1. What is the assumption of normality of the error term and why it is important
in linear regression analysis (OLS)? (Hint: what would happen if the error term
is not normally distributed for hypothesis testing purposes?)
2. If a dependent variable only take values of 0's and 1's (e.g., whether someone
is employed or not), can we assume that the error term in a linear regression
would be normally distributed? What about if the dependent variable takes
only positive or nonnegative values? Explain.
3. Would transforming a nonnegative variable such as "wages" into logs, that is,
using log(wage) instead, lead to normality in the error term?
4. Suppose that an estimated coefficient $\beta_j$ is normally distributed with mean $\beta_j$
and variance Var($\beta_j$).

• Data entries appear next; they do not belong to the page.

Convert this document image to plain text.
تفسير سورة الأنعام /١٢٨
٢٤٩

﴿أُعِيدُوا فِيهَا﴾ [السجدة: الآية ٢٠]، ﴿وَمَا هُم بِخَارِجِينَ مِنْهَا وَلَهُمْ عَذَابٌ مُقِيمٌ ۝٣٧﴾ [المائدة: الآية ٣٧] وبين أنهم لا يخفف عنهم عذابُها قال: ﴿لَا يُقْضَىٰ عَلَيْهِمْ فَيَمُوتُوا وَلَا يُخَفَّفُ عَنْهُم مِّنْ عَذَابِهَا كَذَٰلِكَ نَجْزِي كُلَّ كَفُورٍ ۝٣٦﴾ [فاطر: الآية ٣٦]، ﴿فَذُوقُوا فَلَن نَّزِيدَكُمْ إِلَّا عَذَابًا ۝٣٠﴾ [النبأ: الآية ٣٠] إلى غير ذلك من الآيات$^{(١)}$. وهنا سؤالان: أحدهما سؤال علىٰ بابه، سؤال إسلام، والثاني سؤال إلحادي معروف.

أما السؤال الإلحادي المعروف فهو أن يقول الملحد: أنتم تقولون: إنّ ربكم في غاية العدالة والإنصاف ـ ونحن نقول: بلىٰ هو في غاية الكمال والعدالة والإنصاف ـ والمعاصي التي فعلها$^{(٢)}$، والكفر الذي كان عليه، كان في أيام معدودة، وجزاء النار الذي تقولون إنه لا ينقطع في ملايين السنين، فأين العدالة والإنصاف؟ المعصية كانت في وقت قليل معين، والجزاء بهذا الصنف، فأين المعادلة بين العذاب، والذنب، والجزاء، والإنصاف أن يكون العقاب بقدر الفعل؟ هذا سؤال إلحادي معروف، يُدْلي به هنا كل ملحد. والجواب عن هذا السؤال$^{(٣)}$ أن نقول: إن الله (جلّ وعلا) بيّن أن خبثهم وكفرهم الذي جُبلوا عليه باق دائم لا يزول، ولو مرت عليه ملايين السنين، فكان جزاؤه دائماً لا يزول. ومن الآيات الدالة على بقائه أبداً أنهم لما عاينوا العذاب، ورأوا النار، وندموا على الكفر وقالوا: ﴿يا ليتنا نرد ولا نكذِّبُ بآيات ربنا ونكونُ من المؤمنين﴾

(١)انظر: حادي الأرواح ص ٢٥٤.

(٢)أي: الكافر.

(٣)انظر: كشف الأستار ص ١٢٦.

How can we calculate an standardized estimator so it
follows a normal distribution with mean of 0 and variance of 1?
5. Suppose that we estimate the following linear regression with a sample of
N = 250 observations:
$$y = \beta_0 + \beta_1x_1 + \beta_2x_2 + \beta_3x_3 + u.$$
In the expression
$$\frac{\hat{\beta_j} - \beta_j}{se(\hat{\beta_j})} \sim t_{n-k-1},$$
• what is the meaning of this expression?
• What are n and k?
• Calculate the degrees of freedom for this t-student distribution.

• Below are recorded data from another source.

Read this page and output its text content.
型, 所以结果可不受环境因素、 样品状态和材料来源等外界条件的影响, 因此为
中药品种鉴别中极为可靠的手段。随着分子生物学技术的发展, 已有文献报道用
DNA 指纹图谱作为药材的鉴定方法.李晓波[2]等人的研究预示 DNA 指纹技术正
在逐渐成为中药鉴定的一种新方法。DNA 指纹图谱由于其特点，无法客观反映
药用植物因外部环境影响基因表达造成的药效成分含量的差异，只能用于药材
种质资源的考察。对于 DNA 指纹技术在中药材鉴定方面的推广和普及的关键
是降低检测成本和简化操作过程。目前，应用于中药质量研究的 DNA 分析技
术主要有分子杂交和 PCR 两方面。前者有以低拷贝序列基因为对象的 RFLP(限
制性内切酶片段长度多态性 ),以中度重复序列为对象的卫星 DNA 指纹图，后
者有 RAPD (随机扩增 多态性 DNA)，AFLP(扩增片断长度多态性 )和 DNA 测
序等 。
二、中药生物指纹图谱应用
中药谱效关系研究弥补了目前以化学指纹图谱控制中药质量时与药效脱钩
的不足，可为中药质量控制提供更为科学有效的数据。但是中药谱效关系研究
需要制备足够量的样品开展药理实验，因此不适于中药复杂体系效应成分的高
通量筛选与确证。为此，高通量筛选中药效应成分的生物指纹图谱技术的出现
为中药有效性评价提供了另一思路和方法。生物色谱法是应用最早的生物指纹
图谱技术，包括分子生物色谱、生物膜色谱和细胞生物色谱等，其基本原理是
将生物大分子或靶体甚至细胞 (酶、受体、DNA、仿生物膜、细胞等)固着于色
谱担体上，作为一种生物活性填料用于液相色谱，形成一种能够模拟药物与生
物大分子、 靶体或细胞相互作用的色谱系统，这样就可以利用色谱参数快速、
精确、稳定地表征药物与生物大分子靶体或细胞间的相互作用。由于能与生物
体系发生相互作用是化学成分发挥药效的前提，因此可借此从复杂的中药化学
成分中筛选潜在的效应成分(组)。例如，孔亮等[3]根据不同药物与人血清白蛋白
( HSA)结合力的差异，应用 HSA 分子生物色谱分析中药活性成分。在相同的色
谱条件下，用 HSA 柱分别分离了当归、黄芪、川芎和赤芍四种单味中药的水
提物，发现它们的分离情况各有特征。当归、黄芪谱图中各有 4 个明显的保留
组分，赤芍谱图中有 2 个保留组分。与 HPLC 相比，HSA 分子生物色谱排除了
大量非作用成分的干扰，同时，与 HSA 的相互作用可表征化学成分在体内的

• What would happen if n - k - 1 is small, say, less than 30?
• Suppose that the estimated $\hat{\beta_1}$ is 1.34, while its standard deviation is 0.28.
For a significance test, what would be the t-statistic to be calculated
for $\beta_1$? Based on the calculated t-statistic, would $\beta_1$ be significant or
not? Explain.
6. Explain the meaning of the significance test in general, specifying what is the
null and alternative hypothesis.
7. In hypothesis testing, what does $\alpha$ represent? Interpret the meaning of $\alpha$ =
0.05.
8. What is the difference between a one-tail vs a two-tails hypothesis test? How
different are the alternative hypothesis in each case?